Plateau in northeastern Brazil

The Chapada do Araripe, also known as the Serra do Araripe, is a chapada (plateau) in northeastern Brazil. The chapada forms the boundary of Ceará and Pernambuco states, and forms the watershed between the Jaguaribe River of Ceará, which flows northward into the Atlantic, and the much larger basin of the São Francisco River of Pernambuco and neighboring states, which drains eastward into the Atlantic. The Santana Formation, which is rich with fossils from the early Cretaceous, lies at the base of the chapada.

==Ecology==
The landscape surrounding the Chapada is mostly Caatinga, a semi-arid shrubland and savanna that covers most of northeastern Brazil's interior.
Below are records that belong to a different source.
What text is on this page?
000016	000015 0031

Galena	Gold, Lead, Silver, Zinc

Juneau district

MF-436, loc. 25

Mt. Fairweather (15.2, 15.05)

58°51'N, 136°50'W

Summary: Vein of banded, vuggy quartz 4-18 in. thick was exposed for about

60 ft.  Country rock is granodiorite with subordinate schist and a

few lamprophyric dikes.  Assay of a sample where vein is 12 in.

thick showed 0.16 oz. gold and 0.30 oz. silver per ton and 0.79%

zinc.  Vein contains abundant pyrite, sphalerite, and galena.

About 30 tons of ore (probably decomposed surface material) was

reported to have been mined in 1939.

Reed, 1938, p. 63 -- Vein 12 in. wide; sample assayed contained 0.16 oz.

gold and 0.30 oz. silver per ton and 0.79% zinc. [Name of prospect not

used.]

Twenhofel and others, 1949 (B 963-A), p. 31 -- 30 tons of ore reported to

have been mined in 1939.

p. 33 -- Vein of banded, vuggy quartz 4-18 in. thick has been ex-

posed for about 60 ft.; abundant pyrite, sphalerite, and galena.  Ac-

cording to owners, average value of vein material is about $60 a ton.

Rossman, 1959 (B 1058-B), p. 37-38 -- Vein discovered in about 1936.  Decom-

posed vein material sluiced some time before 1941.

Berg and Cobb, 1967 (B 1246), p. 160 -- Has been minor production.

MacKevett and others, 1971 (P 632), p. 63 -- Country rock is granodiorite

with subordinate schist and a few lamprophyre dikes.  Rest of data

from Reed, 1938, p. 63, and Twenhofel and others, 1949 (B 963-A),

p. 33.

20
On the Chapada's northeastern slope is an enclave of tropical moist forest. Rainfall here exceeds 1000 mm annually, and the landscape is lush and green in contrast to the surrounding Caatinga. This moist forest enclave includes several forest types, mostly Atlantic semi-deciduous moist forest composed of four distinct layers. Emergent trees grow more than 30 m tall, above a canopy layer where species of legumes, mahogany, and family Apocynaceae predominate. The moist forests are mostly similar in composition to the Atlantic Forest, with some elements from the Amazon and Cerrado. Other plateau plant communities include dry forest and Cerrado subhumid savanna. Characteristic species include pequizeiro (Caryocar coriaceum) and faveira or visgueiro (Parkia platycephala) in the Cerrado, and jatobá (Hymenaea courbaril) and pau-d’arco or ipê-amarelo (Handroanthus serratifolius) in the humid forest. The Araripe manakin (Antilophia bokermanni), a bird only described in 1998, is endemic to the Chapada do Araripe.

Araripe-Apodi National Forest (Floresta Nacional Do Araripe-Apodi), the first national forest in Brazil, was established in 1946 to protect the moist forest enclave. It covers an area of 389.19 km^{2}.

== Etymology ==
The word "Araripe" stems from the Tupi word ararype, meaning "macaw at the river" (arara, macaw + y, river + pe, at).